Create a new Python file and add the following code:
from desktop_notifier import DesktopNotifier, Button
import asyncio
from visualization import make_charts
from scraper import scrape_data
notifier = DesktopNotifier()
# Send a desktop notification
async def send_notification():
await notifier.send(
title="Price monitoring tool",
message="Your web scraping results are ready!",
buttons=[
Button(
title="Mark as read",
),
],
)
# Main price monitoring function
async def montior_prices():
print("----- Scheduler has started -----")
await scrape_data()
make_charts()
await send_notification()
print("----- Scheduler has finished -----")
async def main():
while True:
# Run the script every 3 hours
await montior_prices()
await asyncio.sleep(3 * 3600)
if __name__ == "__main__":
asyncio.run(main())
🙋 Make sure that you don't run the scrape_data and make_charts functions in any other files before running this file.
Here, we create a simple function that sends a desktop notification. Then, we combine all our code into the monitor_prices function. Which runs every 3 hours to scrape data, create visualization charts and send a notification.
Powering Up with Scrapfly
E-commerce monitoring requires scraping a lot of data regularly, which in turn requires scalable environments.
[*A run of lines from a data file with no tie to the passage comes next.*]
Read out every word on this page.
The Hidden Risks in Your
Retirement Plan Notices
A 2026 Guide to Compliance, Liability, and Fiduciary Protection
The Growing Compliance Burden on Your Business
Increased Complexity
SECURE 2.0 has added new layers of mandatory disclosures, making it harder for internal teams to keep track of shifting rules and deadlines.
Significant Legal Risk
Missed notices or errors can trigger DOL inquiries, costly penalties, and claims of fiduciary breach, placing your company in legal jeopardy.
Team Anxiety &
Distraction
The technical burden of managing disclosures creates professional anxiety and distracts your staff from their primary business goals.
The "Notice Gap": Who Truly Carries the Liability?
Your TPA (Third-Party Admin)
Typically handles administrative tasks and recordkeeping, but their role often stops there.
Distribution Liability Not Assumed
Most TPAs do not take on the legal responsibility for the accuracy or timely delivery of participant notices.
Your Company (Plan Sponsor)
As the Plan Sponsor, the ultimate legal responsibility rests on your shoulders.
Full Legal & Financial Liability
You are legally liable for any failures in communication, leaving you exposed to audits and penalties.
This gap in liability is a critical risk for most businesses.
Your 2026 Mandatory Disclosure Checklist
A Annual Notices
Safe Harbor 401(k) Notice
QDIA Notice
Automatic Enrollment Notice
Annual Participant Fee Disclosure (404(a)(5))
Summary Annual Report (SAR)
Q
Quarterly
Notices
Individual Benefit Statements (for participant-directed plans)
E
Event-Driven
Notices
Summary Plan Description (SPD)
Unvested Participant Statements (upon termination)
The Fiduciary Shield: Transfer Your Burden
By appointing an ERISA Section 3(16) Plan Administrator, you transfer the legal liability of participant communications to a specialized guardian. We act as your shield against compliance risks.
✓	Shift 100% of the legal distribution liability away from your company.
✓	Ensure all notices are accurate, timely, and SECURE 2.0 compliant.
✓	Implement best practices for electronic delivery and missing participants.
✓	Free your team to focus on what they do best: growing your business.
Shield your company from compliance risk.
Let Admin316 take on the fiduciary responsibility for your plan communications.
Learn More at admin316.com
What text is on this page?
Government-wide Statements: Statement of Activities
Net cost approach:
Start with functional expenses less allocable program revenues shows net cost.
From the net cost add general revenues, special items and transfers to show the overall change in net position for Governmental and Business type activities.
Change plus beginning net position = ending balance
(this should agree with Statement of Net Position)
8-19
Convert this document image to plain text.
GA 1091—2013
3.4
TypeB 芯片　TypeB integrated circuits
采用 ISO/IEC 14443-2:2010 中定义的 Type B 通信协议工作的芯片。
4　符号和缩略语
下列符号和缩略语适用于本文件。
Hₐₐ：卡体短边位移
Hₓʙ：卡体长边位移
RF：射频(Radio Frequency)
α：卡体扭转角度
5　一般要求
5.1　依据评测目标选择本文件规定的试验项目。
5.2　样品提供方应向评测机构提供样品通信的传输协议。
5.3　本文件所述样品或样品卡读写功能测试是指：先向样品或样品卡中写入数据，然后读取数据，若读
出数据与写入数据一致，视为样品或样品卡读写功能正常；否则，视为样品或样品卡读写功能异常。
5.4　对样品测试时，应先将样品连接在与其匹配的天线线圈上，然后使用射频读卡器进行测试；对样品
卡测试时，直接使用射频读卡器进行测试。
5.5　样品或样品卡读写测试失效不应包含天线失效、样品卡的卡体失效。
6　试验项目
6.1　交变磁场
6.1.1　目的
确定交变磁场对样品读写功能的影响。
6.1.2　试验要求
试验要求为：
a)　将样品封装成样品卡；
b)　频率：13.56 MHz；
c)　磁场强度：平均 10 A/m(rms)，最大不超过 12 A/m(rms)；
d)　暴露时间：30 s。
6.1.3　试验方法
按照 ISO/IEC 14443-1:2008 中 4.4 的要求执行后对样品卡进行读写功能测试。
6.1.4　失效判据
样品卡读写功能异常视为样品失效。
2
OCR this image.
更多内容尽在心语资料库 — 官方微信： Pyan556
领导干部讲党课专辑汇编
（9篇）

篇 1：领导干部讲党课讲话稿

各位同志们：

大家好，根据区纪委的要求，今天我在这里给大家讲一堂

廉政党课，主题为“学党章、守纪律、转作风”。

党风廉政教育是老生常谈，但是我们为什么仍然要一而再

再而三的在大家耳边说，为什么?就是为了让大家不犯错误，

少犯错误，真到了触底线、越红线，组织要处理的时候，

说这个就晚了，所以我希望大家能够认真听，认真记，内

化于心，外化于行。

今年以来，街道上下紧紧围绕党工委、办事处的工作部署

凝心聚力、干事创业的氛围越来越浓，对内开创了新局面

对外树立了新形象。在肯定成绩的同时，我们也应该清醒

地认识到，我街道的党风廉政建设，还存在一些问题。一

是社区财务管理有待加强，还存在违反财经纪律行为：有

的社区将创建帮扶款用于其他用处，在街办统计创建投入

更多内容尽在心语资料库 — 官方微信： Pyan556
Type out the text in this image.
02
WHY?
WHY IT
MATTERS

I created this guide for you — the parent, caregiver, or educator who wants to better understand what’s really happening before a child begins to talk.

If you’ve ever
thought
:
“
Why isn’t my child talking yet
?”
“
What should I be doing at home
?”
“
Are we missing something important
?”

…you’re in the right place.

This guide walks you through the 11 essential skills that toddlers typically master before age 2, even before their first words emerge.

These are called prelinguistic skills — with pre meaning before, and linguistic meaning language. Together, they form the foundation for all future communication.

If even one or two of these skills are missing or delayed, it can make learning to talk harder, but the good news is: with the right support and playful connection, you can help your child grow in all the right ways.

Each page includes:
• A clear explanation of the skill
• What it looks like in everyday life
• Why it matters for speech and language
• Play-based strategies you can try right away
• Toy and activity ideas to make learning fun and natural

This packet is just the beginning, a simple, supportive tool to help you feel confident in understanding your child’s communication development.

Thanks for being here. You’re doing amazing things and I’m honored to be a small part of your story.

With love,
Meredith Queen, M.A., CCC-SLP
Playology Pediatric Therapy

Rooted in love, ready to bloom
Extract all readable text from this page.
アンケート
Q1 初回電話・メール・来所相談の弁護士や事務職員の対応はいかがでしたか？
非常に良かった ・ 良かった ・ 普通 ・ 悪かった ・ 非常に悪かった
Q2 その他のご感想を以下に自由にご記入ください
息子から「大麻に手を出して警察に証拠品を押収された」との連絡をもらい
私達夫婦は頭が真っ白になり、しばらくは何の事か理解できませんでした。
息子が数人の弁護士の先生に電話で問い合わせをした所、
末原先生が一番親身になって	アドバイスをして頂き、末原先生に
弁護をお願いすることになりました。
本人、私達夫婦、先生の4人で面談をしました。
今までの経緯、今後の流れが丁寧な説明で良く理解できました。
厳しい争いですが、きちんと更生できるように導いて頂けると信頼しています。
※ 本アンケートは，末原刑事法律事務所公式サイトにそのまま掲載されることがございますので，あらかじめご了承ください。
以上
Web scraped data represents what real users see on the website. This allows for accurate data collection and analysis. Web scraping also allows for the collection of large amounts of data in a short time for relatively low costs making e-commerce analytics accessible to everyone.
Summary
In this article, we went through a step-by-step guide on building an e-commerce analytics tool using Python. We scraped the data using Playwright browser automation tool by crawling Etsy.com search. Then, we scraped each individual product's data to a CSV file which we used to generate visualization charts. Finally, we scheduled the tool to run every certain amount of time and send us a notification.
Using Python and simple web scraping techniques, we can monitor e-commerce markets for free and get insights that help us make better market decisions.